2000.08.04 Jak Makro dba o dzieci klientów?

Urzędowaliśmy dzisiaj cały dzień z Filipkiem (4 latka). Musiałem wejść do banku, który jest usytuowany w Makro Cash and Carry, więc niejako przy okazji pomyślałem sobie, że wezmę papiery od działalności i wreszcie zarejestruję sie u nich jako klient. Szybko jednak zostałem sprowadzony na ziemię.
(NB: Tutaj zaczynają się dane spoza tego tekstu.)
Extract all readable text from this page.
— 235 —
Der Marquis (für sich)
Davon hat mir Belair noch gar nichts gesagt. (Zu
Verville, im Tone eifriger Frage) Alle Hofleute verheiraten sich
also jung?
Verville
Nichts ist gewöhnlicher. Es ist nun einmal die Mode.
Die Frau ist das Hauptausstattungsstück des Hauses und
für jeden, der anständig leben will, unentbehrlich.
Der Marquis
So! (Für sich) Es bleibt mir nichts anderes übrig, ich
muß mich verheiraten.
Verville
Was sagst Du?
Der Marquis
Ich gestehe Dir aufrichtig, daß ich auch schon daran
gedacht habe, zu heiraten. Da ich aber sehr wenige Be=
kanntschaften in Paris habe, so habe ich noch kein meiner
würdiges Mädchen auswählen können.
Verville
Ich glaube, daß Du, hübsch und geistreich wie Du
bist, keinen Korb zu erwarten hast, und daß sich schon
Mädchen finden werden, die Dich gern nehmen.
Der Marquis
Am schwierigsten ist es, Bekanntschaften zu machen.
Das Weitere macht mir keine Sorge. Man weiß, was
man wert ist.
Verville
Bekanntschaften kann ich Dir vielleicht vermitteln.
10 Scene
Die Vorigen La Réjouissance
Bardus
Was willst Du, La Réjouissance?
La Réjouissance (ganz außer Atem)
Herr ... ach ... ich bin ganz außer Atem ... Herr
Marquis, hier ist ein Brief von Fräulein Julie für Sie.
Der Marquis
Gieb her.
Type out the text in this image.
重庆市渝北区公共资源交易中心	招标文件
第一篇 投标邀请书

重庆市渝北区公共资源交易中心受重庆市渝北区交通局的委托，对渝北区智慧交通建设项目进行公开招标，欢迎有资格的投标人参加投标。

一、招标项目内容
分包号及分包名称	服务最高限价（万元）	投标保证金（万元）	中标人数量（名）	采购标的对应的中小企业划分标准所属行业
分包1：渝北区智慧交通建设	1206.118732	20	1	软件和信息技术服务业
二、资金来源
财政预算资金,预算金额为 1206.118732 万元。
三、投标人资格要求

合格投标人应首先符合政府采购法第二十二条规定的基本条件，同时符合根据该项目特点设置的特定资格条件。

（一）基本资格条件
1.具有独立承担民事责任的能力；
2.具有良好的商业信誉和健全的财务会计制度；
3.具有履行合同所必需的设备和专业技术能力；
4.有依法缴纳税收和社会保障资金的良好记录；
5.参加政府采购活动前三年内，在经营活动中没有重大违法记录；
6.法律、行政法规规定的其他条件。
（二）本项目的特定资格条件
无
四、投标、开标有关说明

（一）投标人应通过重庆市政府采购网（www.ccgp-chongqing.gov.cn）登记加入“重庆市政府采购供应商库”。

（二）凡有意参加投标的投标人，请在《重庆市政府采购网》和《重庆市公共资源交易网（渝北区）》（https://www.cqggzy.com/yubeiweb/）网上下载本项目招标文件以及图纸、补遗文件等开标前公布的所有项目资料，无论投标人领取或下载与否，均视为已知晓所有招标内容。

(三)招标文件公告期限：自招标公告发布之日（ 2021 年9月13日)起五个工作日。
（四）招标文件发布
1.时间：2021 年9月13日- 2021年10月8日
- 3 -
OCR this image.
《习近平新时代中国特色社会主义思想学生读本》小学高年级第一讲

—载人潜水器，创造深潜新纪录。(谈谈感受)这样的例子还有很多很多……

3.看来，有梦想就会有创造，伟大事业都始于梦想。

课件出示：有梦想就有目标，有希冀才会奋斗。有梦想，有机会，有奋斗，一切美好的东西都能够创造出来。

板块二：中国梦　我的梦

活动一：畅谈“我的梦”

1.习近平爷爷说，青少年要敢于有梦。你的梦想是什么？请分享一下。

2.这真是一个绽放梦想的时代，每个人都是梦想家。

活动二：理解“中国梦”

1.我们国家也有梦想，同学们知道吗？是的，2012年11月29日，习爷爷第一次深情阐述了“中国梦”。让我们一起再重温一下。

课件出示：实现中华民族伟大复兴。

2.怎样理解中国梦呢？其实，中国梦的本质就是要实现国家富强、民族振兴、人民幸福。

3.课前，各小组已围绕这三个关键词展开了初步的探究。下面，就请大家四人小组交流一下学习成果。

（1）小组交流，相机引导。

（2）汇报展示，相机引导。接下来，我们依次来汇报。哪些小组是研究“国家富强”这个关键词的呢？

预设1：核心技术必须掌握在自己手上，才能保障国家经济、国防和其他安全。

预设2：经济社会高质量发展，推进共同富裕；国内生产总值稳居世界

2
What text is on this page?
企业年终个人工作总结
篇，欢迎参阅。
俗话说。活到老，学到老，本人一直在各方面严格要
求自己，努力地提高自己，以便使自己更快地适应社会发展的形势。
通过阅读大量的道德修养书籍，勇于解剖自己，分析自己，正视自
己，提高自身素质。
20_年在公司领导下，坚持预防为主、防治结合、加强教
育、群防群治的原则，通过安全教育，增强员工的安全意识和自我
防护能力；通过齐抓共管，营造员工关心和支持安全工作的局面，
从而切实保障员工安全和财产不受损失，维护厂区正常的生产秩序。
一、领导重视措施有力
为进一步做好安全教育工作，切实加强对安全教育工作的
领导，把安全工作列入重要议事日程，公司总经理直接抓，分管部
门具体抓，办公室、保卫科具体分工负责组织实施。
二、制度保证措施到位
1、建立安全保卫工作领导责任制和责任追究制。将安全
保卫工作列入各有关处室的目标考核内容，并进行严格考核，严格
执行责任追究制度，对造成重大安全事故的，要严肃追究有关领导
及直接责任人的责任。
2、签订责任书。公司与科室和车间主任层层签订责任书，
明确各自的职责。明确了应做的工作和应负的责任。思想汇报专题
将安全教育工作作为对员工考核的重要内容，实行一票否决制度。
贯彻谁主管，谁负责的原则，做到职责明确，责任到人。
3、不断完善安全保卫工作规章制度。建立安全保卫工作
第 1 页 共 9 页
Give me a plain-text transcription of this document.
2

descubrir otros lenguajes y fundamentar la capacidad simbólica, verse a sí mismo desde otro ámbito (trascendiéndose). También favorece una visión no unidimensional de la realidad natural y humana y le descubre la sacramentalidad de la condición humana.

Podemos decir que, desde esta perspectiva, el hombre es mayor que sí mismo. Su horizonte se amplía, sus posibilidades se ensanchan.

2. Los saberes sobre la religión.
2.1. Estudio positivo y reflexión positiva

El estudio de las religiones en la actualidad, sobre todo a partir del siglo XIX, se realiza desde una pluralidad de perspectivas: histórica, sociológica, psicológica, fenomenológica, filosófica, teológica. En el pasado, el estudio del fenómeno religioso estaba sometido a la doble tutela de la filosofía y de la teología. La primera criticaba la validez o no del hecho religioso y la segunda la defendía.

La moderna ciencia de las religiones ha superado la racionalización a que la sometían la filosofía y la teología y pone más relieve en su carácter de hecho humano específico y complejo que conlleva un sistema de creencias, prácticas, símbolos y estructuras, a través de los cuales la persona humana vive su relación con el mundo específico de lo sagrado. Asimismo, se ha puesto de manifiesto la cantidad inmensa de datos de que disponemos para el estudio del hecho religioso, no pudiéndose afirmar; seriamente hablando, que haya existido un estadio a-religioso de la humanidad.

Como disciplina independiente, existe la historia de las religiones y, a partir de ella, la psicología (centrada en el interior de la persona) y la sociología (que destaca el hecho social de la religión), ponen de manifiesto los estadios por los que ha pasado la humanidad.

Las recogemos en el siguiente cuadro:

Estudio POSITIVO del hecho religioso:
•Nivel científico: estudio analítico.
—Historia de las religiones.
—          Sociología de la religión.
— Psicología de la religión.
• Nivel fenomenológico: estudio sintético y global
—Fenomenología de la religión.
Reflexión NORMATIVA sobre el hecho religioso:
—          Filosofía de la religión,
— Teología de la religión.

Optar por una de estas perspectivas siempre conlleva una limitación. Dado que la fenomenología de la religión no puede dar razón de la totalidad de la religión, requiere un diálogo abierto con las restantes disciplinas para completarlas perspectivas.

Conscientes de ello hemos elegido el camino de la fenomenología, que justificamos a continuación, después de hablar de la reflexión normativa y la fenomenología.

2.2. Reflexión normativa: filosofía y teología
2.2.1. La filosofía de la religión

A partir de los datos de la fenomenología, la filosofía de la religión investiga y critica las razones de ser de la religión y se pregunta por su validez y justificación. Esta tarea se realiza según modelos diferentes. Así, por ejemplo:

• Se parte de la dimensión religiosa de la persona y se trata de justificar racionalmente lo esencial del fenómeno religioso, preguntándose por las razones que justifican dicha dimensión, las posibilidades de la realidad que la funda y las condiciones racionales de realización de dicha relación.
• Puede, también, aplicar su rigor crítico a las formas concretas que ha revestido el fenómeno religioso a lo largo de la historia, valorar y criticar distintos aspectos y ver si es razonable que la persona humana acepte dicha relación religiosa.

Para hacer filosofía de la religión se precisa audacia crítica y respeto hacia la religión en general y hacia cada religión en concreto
  • Najpierw ekspedientka przy wejściu na Halę zażądała ode mnie karty Makro, kiedy powiedziałem, że idę tylko do oddziału banku, już by nas wpuściła, ale… nic z tego … z dzieckiem nie mogę wejść na Halę — wg regulaminu ze względów bezpieczeństwa. Mogę je zostawić w holu! Szalona pomyślałem. Pytam się, a kto się będzie tu nim opiekował, czy jest tu jakiś pokój zabaw? Skądże, mogę je zostawić na własną odpowiedzialność! Tego już było za dużo … już nieźle zdenerwowany zażądałem kierownika.
  • Przyszła pani kierownik i od nowa ta sama litania, "regulamin zabrania wprowadzania dzieci na halę, ze względów bezpieczeństwa". Kiedy temperatura wymiany zdań jeszcze bardziej się podniosła, kierowniczka, zapytała sakramentalnie: "To będzie Pan trzymał dziecko cały czas za rękę"? (Chodziło w gruncie rzeczy o wejście na Halę i skierowanie się … 10 metrów w lewo). "Zaprzysięgłem się", że bedę go trzymał nieustająco, więc zaprowadziła nas, aż do okienka i tak nas zostawiła.

W swojej przekorze i w złośliwości oczywiście nie zarejestrowałem się jako klient Makro, ale takim "niewirtualnym portalom" nie można w ten sposób zrobić krzywdy.